IV. CONQUEST, DISEASE AND TRADE:

  • In the 16th century, European sailors found a sea route to Asia and America.
  • The Indian subcontinent had been known for bustling trade with goods, people, customs, and knowledge. It was a crucial point in their trade network.
  • After the discovery of America, its vast lands and abundant crops and minerals began to transform trade and lives everywhere.
  • Precious metals, particularly silver from mines located in Peru and Mexico enhanced Europe’s wealth and financed its trade with Asia.
  • The Portuguese and Spanish conquest and colonization of America were underway.
  • The most powerful weapon of the Spanish conquerors was not a conventional military weapon but germs of small pax which they carried.
  • Due to their long isolation, America’s original inhabitants had no immunity against these diseases from Europe. Smallpox, in particular, proved to be fatal. 

A. PROBLEMS IN EUROPE:

  • Until the 19th century, poverty and hunger were common in Europe. Cities were crowded and deadly diseases were widespread. 
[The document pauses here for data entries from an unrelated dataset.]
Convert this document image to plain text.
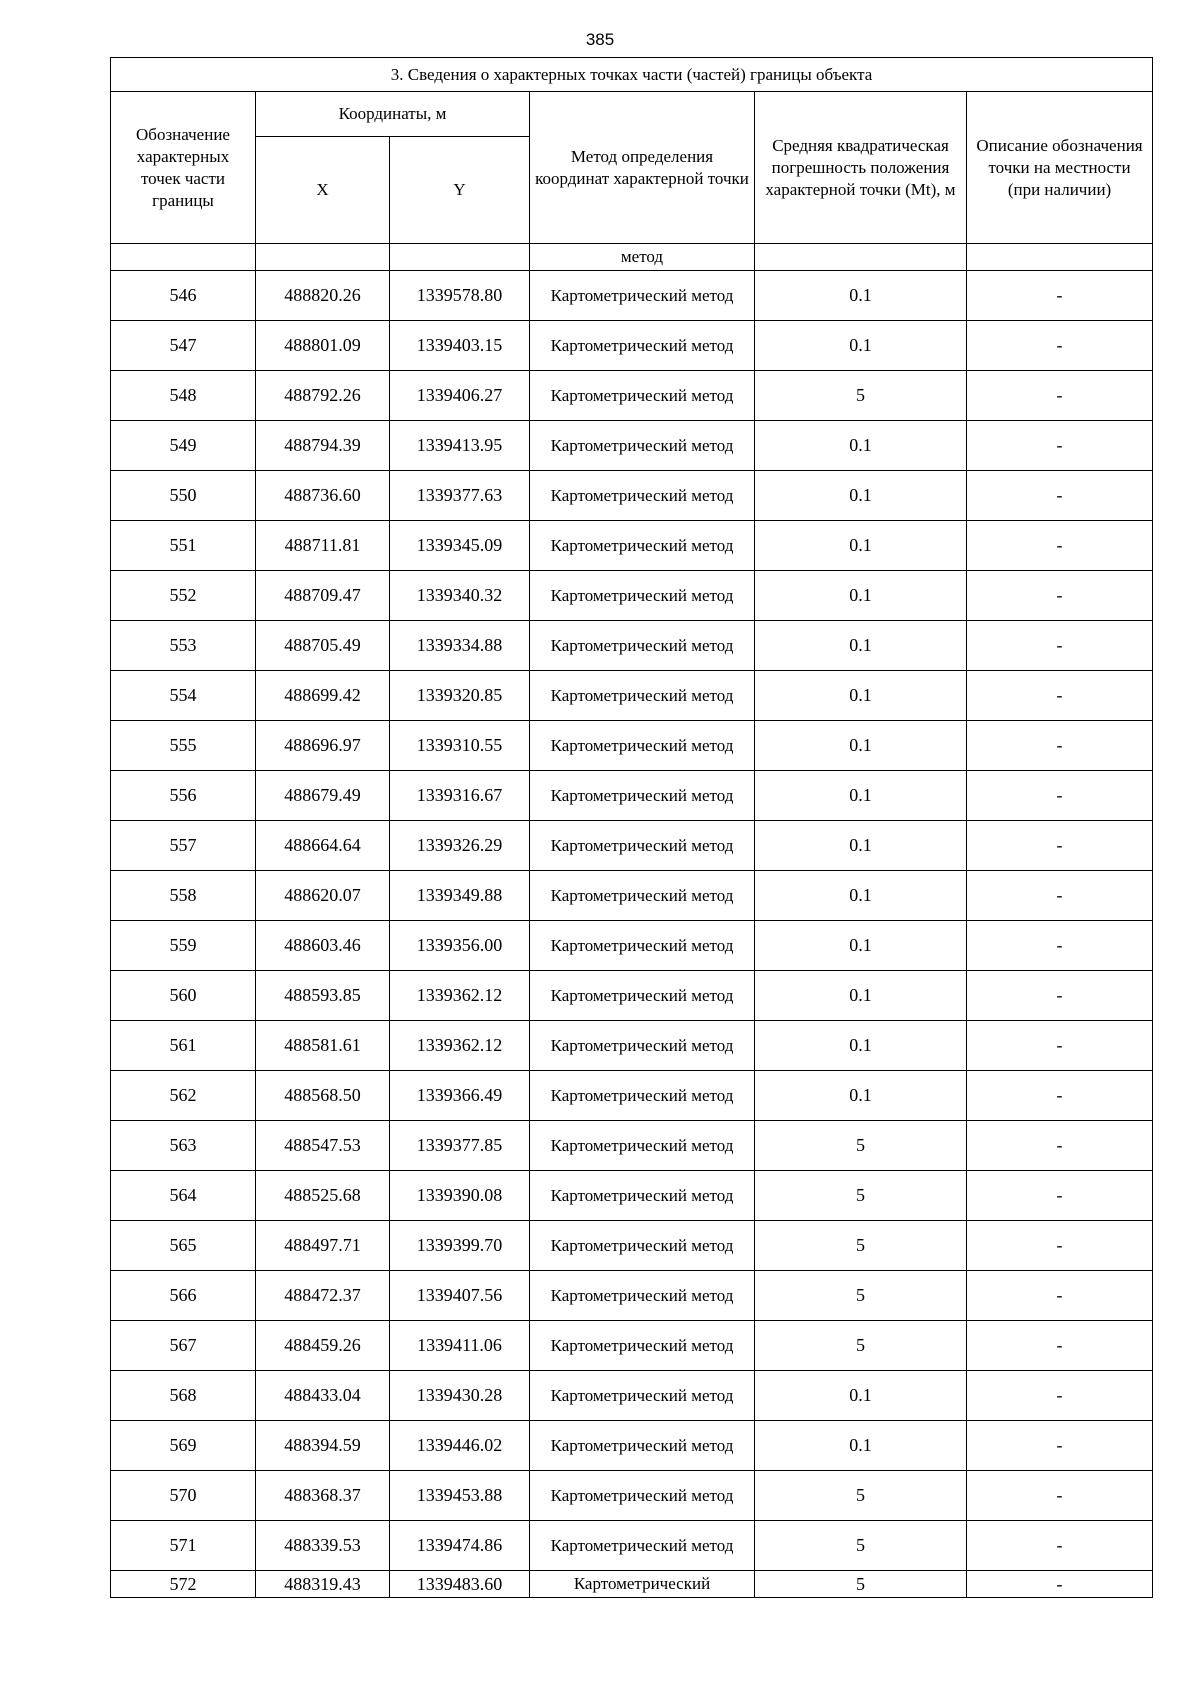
385
3. Сведения о характерных точках части (частей) границы объекта					
Обозначение характерных точек части границы	Координаты, м		Метод определения координат характерной точки	Средняя квадратическая погрешность положения характерной точки (Mt), м	Описание обозначения точки на местности (при наличии)
	X	Y			
			метод		
546	488820.26	1339578.80	Картометрический метод	0.1	-
547	488801.09	1339403.15	Картометрический метод	0.1	-
548	488792.26	1339406.27	Картометрический метод	5	-
549	488794.39	1339413.95	Картометрический метод	0.1	-
550	488736.60	1339377.63	Картометрический метод	0.1	-
551	488711.81	1339345.09	Картометрический метод	0.1	-
552	488709.47	1339340.32	Картометрический метод	0.1	-
553	488705.49	1339334.88	Картометрический метод	0.1	-
554	488699.42	1339320.85	Картометрический метод	0.1	-
555	488696.97	1339310.55	Картометрический метод	0.1	-
556	488679.49	1339316.67	Картометрический метод	0.1	-
557	488664.64	1339326.29	Картометрический метод	0.1	-
558	488620.07	1339349.88	Картометрический метод	0.1	-
559	488603.46	1339356.00	Картометрический метод	0.1	-
560	488593.85	1339362.12	Картометрический метод	0.1	-
561	488581.61	1339362.12	Картометрический метод	0.1	-
562	488568.50	1339366.49	Картометрический метод	0.1	-
563	488547.53	1339377.85	Картометрический метод	5	-
564	488525.68	1339390.08	Картометрический метод	5	-
565	488497.71	1339399.70	Картометрический метод	5	-
566	488472.37	1339407.56	Картометрический метод	5	-
567	488459.26	1339411.06	Картометрический метод	5	-
568	488433.04	1339430.28	Картометрический метод	0.1	-
569	488394.59	1339446.02	Картометрический метод	0.1	-
570	488368.37	1339453.88	Картометрический метод	5	-
571	488339.53	1339474.86	Картометрический метод	5	-
572	488319.43	1339483.60	Картометрический	5	-
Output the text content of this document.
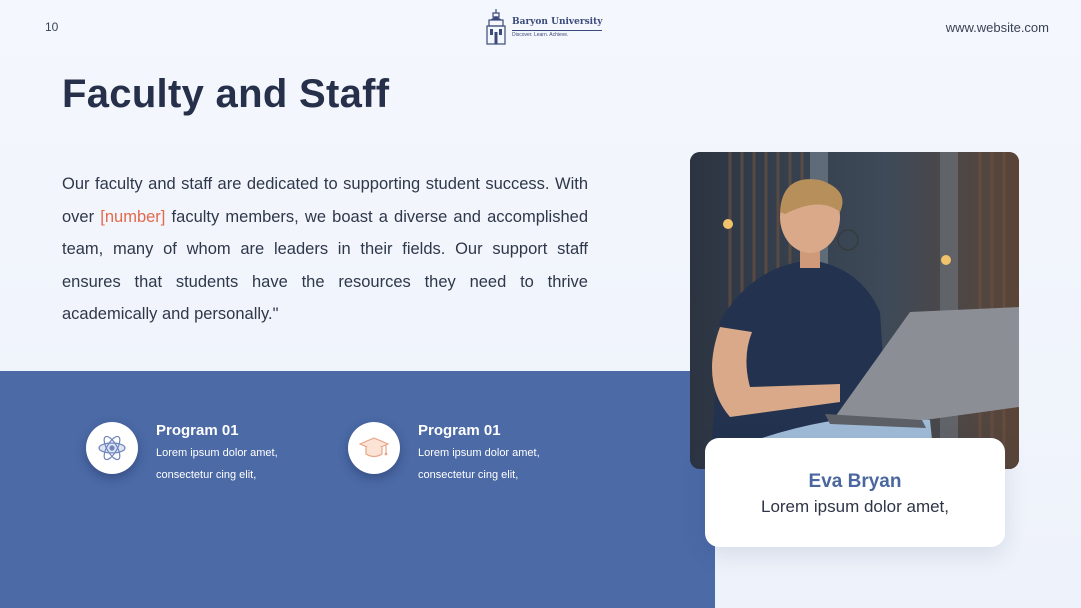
10	Baryon University
Discover. Learn. Achieve.	www.website.com
Faculty and Staff
Our faculty and staff are dedicated to supporting student success. With over [number] faculty members, we boast a diverse and accomplished team, many of whom are leaders in their fields. Our support staff ensures that students have the resources they need to thrive academically and personally."
Program 01
Lorem ipsum dolor amet, consectetur cing elit,
Program 01
Lorem ipsum dolor amet, consectetur cing elit,	Eva Bryan
Lorem ipsum dolor amet,
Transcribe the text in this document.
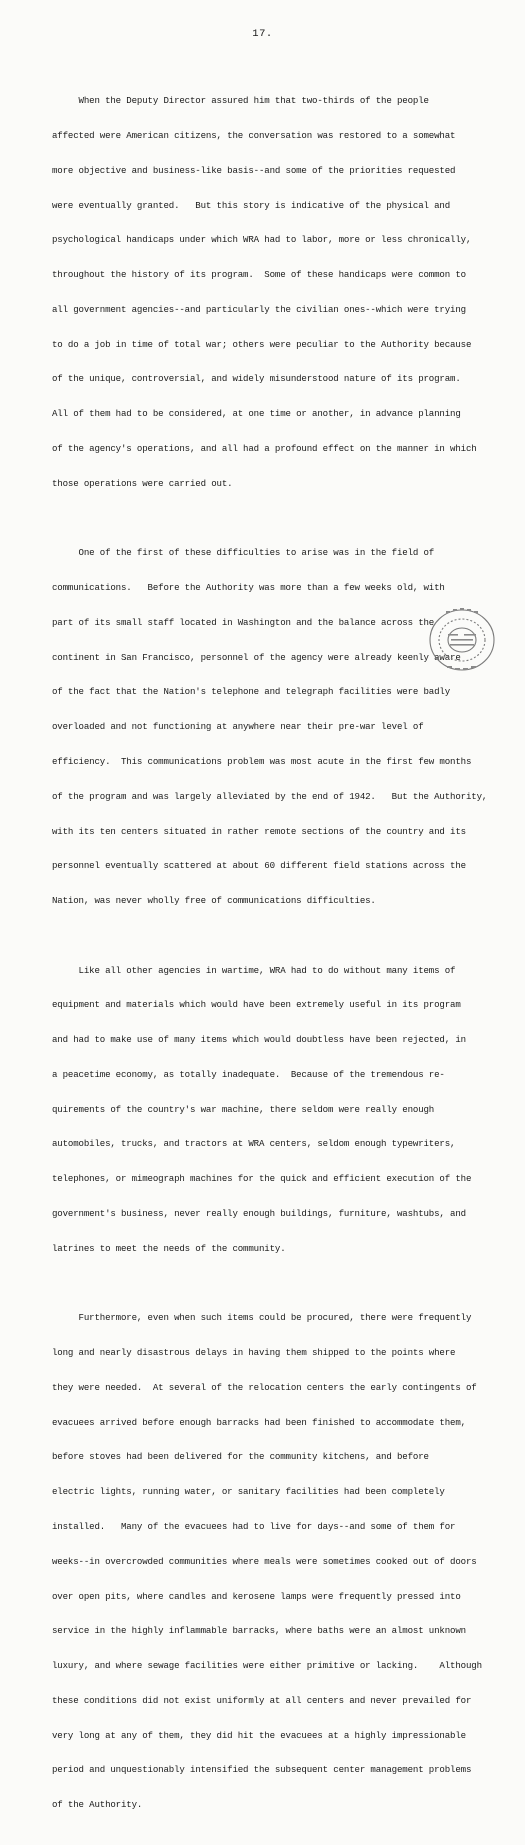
17.

When the Deputy Director assured him that two-thirds of the people

affected were American citizens, the conversation was restored to a somewhat

more objective and business-like basis--and some of the priorities requested

were eventually granted.   But this story is indicative of the physical and

psychological handicaps under which WRA had to labor, more or less chronically,

throughout the history of its program.  Some of these handicaps were common to

all government agencies--and particularly the civilian ones--which were trying

to do a job in time of total war; others were peculiar to the Authority because

of the unique, controversial, and widely misunderstood nature of its program.

All of them had to be considered, at one time or another, in advance planning

of the agency's operations, and all had a profound effect on the manner in which

those operations were carried out.

One of the first of these difficulties to arise was in the field of

communications.   Before the Authority was more than a few weeks old, with

part of its small staff located in Washington and the balance across the

continent in San Francisco, personnel of the agency were already keenly aware

of the fact that the Nation's telephone and telegraph facilities were badly

overloaded and not functioning at anywhere near their pre-war level of

efficiency.  This communications problem was most acute in the first few months

of the program and was largely alleviated by the end of 1942.   But the Authority,

with its ten centers situated in rather remote sections of the country and its

personnel eventually scattered at about 60 different field stations across the

Nation, was never wholly free of communications difficulties.

Like all other agencies in wartime, WRA had to do without many items of

equipment and materials which would have been extremely useful in its program

and had to make use of many items which would doubtless have been rejected, in

a peacetime economy, as totally inadequate.  Because of the tremendous re-

quirements of the country's war machine, there seldom were really enough

automobiles, trucks, and tractors at WRA centers, seldom enough typewriters,

telephones, or mimeograph machines for the quick and efficient execution of the

government's business, never really enough buildings, furniture, washtubs, and

latrines to meet the needs of the community.

Furthermore, even when such items could be procured, there were frequently

long and nearly disastrous delays in having them shipped to the points where

they were needed.  At several of the relocation centers the early contingents of

evacuees arrived before enough barracks had been finished to accommodate them,

before stoves had been delivered for the community kitchens, and before

electric lights, running water, or sanitary facilities had been completely

installed.   Many of the evacuees had to live for days--and some of them for

weeks--in overcrowded communities where meals were sometimes cooked out of doors

over open pits, where candles and kerosene lamps were frequently pressed into

service in the highly inflammable barracks, where baths were an almost unknown

luxury, and where sewage facilities were either primitive or lacking.    Although

these conditions did not exist uniformly at all centers and never prevailed for

very long at any of them, they did hit the evacuees at a highly impressionable

period and unquestionably intensified the subsequent center management problems

of the Authority.
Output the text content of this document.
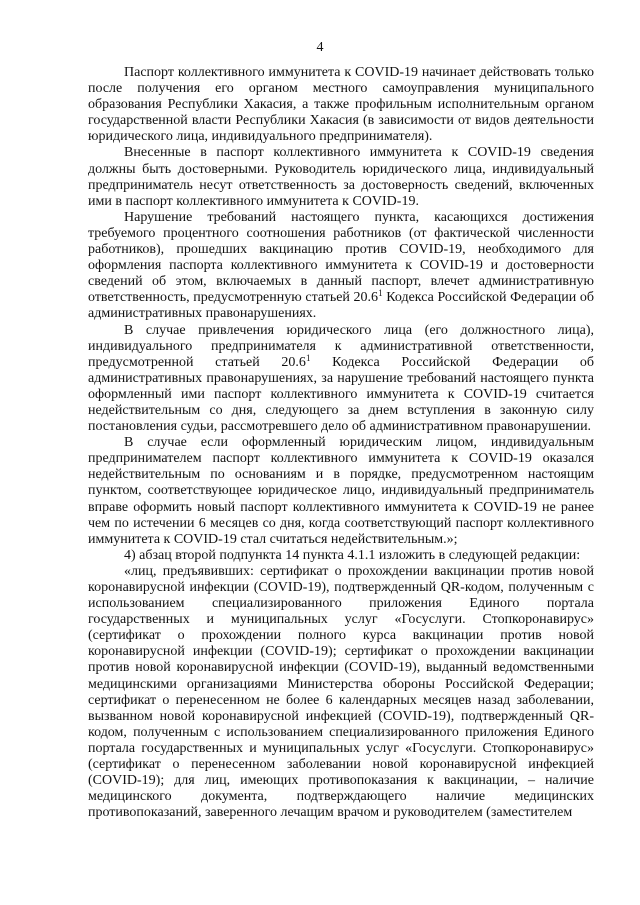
4

Паспорт коллективного иммунитета к COVID-19 начинает действовать только после получения его органом местного самоуправления муниципального образования Республики Хакасия, а также профильным исполнительным органом государственной власти Республики Хакасия (в зависимости от видов деятельности юридического лица, индивидуального предпринимателя).

Внесенные в паспорт коллективного иммунитета к COVID-19 сведения должны быть достоверными. Руководитель юридического лица, индивидуальный предприниматель несут ответственность за достоверность сведений, включенных ими в паспорт коллективного иммунитета к COVID-19.

Нарушение требований настоящего пункта, касающихся достижения требуемого процентного соотношения работников (от фактической численности работников), прошедших вакцинацию против COVID-19, необходимого для оформления паспорта коллективного иммунитета к COVID-19 и достоверности сведений об этом, включаемых в данный паспорт, влечет административную ответственность, предусмотренную статьей 20.6$^1$ Кодекса Российской Федерации об административных правонарушениях.

В случае привлечения юридического лица (его должностного лица), индивидуального предпринимателя к административной ответственности, предусмотренной статьей 20.6$^1$ Кодекса Российской Федерации об административных правонарушениях, за нарушение требований настоящего пункта оформленный ими паспорт коллективного иммунитета к COVID-19 считается недействительным со дня, следующего за днем вступления в законную силу постановления судьи, рассмотревшего дело об административном правонарушении.

В случае если оформленный юридическим лицом, индивидуальным предпринимателем паспорт коллективного иммунитета к COVID-19 оказался недействительным по основаниям и в порядке, предусмотренном настоящим пунктом, соответствующее юридическое лицо, индивидуальный предприниматель вправе оформить новый паспорт коллективного иммунитета к COVID-19 не ранее чем по истечении 6 месяцев со дня, когда соответствующий паспорт коллективного иммунитета к COVID-19 стал считаться недействительным.»;

4) абзац второй подпункта 14 пункта 4.1.1 изложить в следующей редакции:

«лиц, предъявивших: сертификат о прохождении вакцинации против новой коронавирусной инфекции (COVID-19), подтвержденный QR-кодом, полученным с использованием специализированного приложения Единого портала государственных и муниципальных услуг «Госуслуги. Стопкоронавирус» (сертификат о прохождении полного курса вакцинации против новой коронавирусной инфекции (COVID-19); сертификат о прохождении вакцинации против новой коронавирусной инфекции (COVID-19), выданный ведомственными медицинскими организациями Министерства обороны Российской Федерации; сертификат о перенесенном не более 6 календарных месяцев назад заболевании, вызванном новой коронавирусной инфекцией (COVID-19), подтвержденный QR-кодом, полученным с использованием специализированного приложения Единого портала государственных и муниципальных услуг «Госуслуги. Стопкоронавирус» (сертификат о перенесенном заболевании новой коронавирусной инфекцией (COVID-19); для лиц, имеющих противопоказания к вакцинации, – наличие медицинского документа, подтверждающего наличие медицинских противопоказаний, заверенного лечащим врачом и руководителем (заместителем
B. INDIA AND CHINA TILL THE EIGHTEENTH CENTURY:

  • In the 18th century, China and India were among the world’s richest countries. They were also pre-eminent in Asian trade.
  • However, from the 15th century, China is said to have restricted overseas contacts and retreated into isolation. 
  • China’s reduced role and the rising importance of America gradually moved the center of world trade Westwards.
  • Europe now emerged as the center of world trade.

C. THE NINETEENTH CENTURY (1815-1914):

A world economy takes shape,

  • Abolition of the Corn law.
  • Under pressure from landowners’ groups, the government restricted the import of good grains.
  • After the corn laws were scrapped, food could be imported into Britain more cheaply than it could be produced in the country.
  • British farmers were unable to compete with imports. Vast areas of land were left uncultivated.
  • As food prices fell, consumption in Britain rose.
  • Faster industrial growth in Britain led to higher incomes and more food imports.